Aujourd'hui, le football est devenu un marché économique à part entière, pesant annuellement quelque 500 milliards de dollars, soit l'équivalent des PIB de la Belgique ou encore de la Roumanie. Par cette importance financière qui dénote de son importance sociale, le football octroie de la notoriété, de la légitimité, du statut, de la reconnaissance… il n’est donc pas exempt de jeux d’influences et de pouvoir. Il revient alors aux PPFs d'être perspicaces afin de discerner quelle est leur place dans leur microcosme footballistique, pour comprendre, accepter et maîtriser leur contexte de travail.


Il n'y a pas de vérité absolue dans le football, et encore moins dans la préparation physique footballistique. Ce domaine est plutôt constitué par un cumul de vérités relatives qui se manifestent à l’occasion de contextes singuliers qu'il convient de découvrir pour faire la différence. Pour ce faire, la clairvoyance me semble indispensable. Je la résume par la locution verbale et la volonté d'Y Voir Plus Clair, c'est-à-dire de cultiver une vision profonde, large, longue, intense, nette et subtile de la préparation physique footballistique. Cette quête de clarté, par définition subjective, est guidée par le principe selon lequel « La méthode tient pour vérité ». En effet, sans vérité absolue, nous pouvons nous appuyer sur la méthode pour voir et agir de manière plus éclairée. Mais, cela suppose que cette méthode soit la nôtre, comme le souligne Olivier Pauly : «une méthode de travail qui ne se contente pas de copier des solutions que l’on met bout à bout sans logique particulière et surtout, sans buts précis.» [4] Ainsi, reproduire la méthode d'autrui sans la comprendre, ou sans l'adapter à son contexte, revient à mettre un plat pré-cuisiné dans son micro-onde … donc dénutri et insipide.

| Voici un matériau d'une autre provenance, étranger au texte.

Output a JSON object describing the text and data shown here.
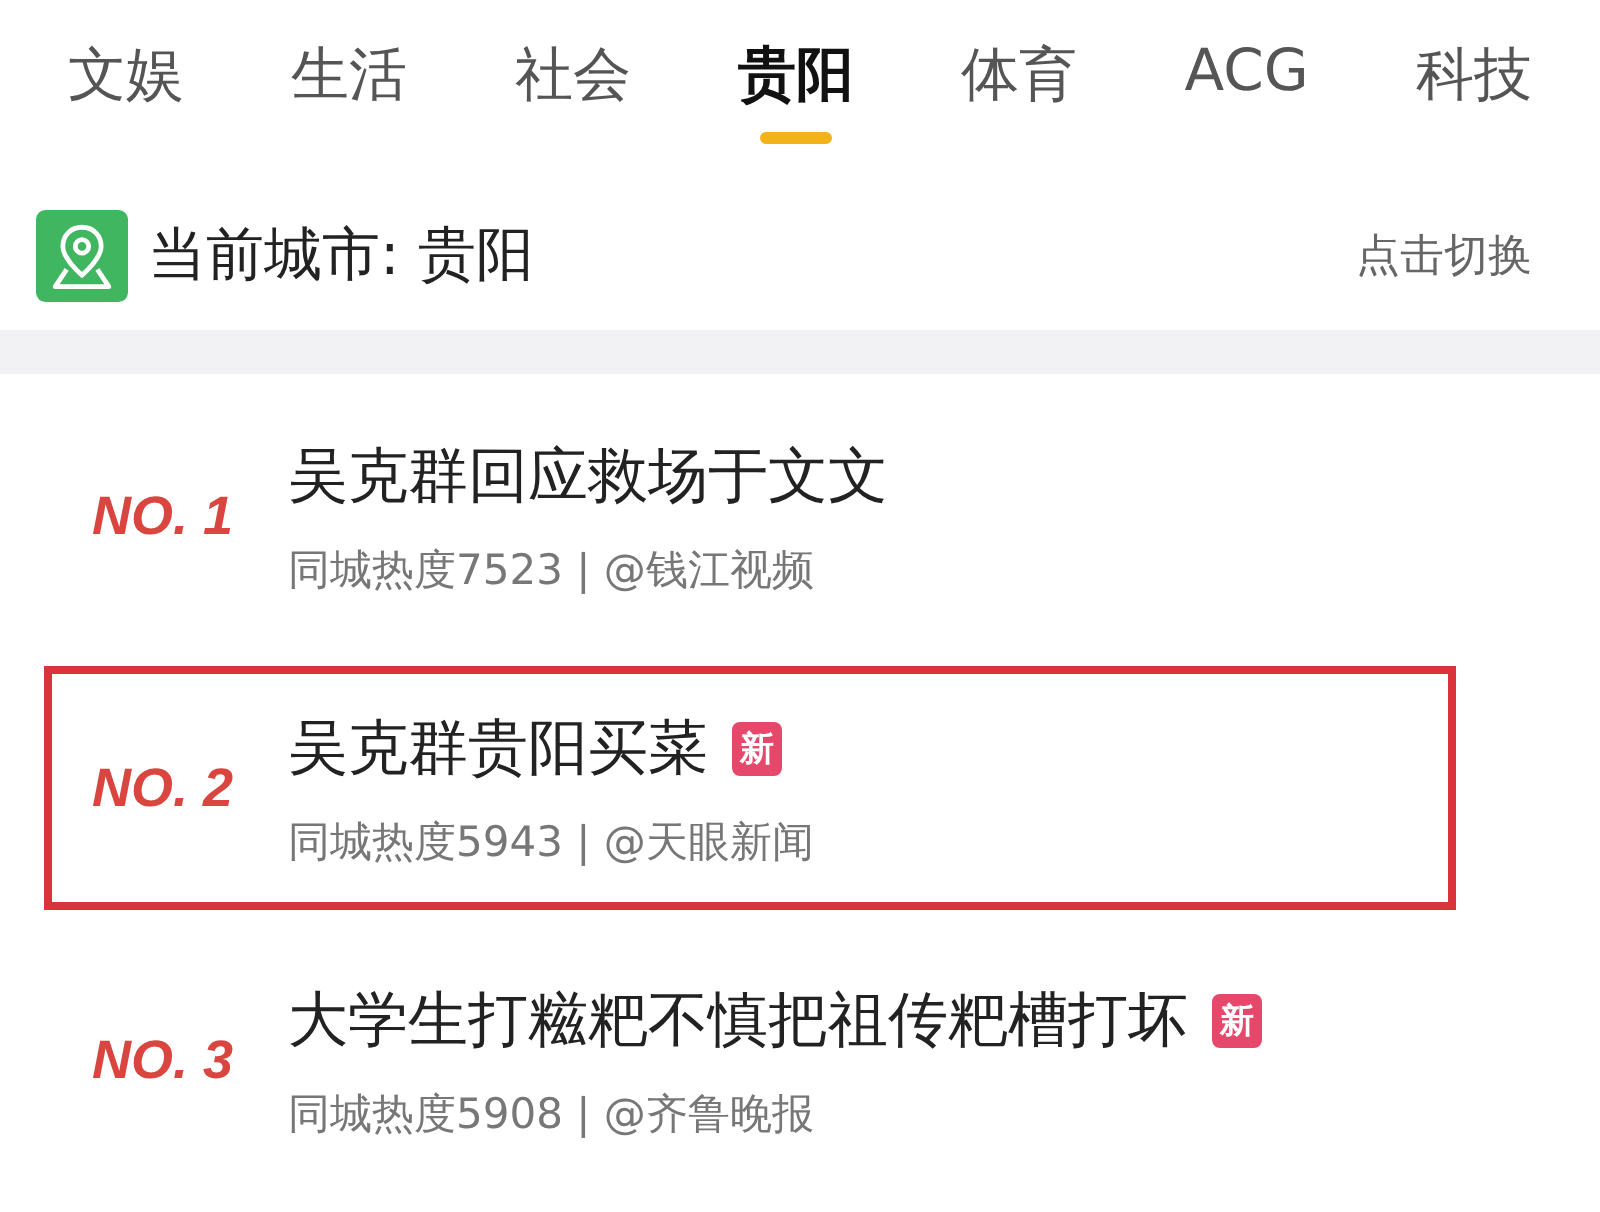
{
  "tabs": [
    {
      "label": "文娱",
      "selected": false
    },
    {
      "label": "生活",
      "selected": false
    },
    {
      "label": "社会",
      "selected": false
    },
    {
      "label": "贵阳",
      "selected": true
    },
    {
      "label": "体育",
      "selected": false
    },
    {
      "label": "ACG",
      "selected": false
    },
    {
      "label": "科技",
      "selected": false
    }
  ],
  "city_bar": {
    "label": "当前城市: 贵阳",
    "action": "点击切换"
  },
  "items": [
    {
      "rank": "NO. 1",
      "title": "吴克群回应救场于文文",
      "meta": "同城热度7523 | @钱江视频",
      "highlighted": false
    },
    {
      "rank": "NO. 2",
      "title": "吴克群贵阳买菜",
      "badge": "新",
      "meta": "同城热度5943 | @天眼新闻",
      "highlighted": true
    },
    {
      "rank": "NO. 3",
      "title": "大学生打糍粑不慎把祖传粑槽打坏",
      "badge": "新",
      "meta": "同城热度5908 | @齐鲁晚报",
      "highlighted": false
    }
  ]
}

Dans le temps limité dont ils disposent pour maintenir ou développer les qualités physiques des joueurs, les PPFs doivent faire preuve d'un haut degré de compétence pour calibrer les charges d’entraînement. Cela signifie les fixer avec une grande finesse et subtilité, étant donné que les profils d'effort et de forme des équipes et des joueurs sont par définition hétérogènes. Ceci dans l'objectif d'entraîner la forme plutôt que la méforme de leurs équipes et de leurs joueurs.


Comme il n'y a pas de Vérité dans la préparation physique footballistique, je propose de monitorer sa performativité par le triangle managérial de Patrick Gibert [5]. En adoptant ce modèle, le PPF peut évaluer et régler en conséquence le degré de sa pertinence dans son utilisation des ressources pour atteindre les objectifs qu’on lui a assignés.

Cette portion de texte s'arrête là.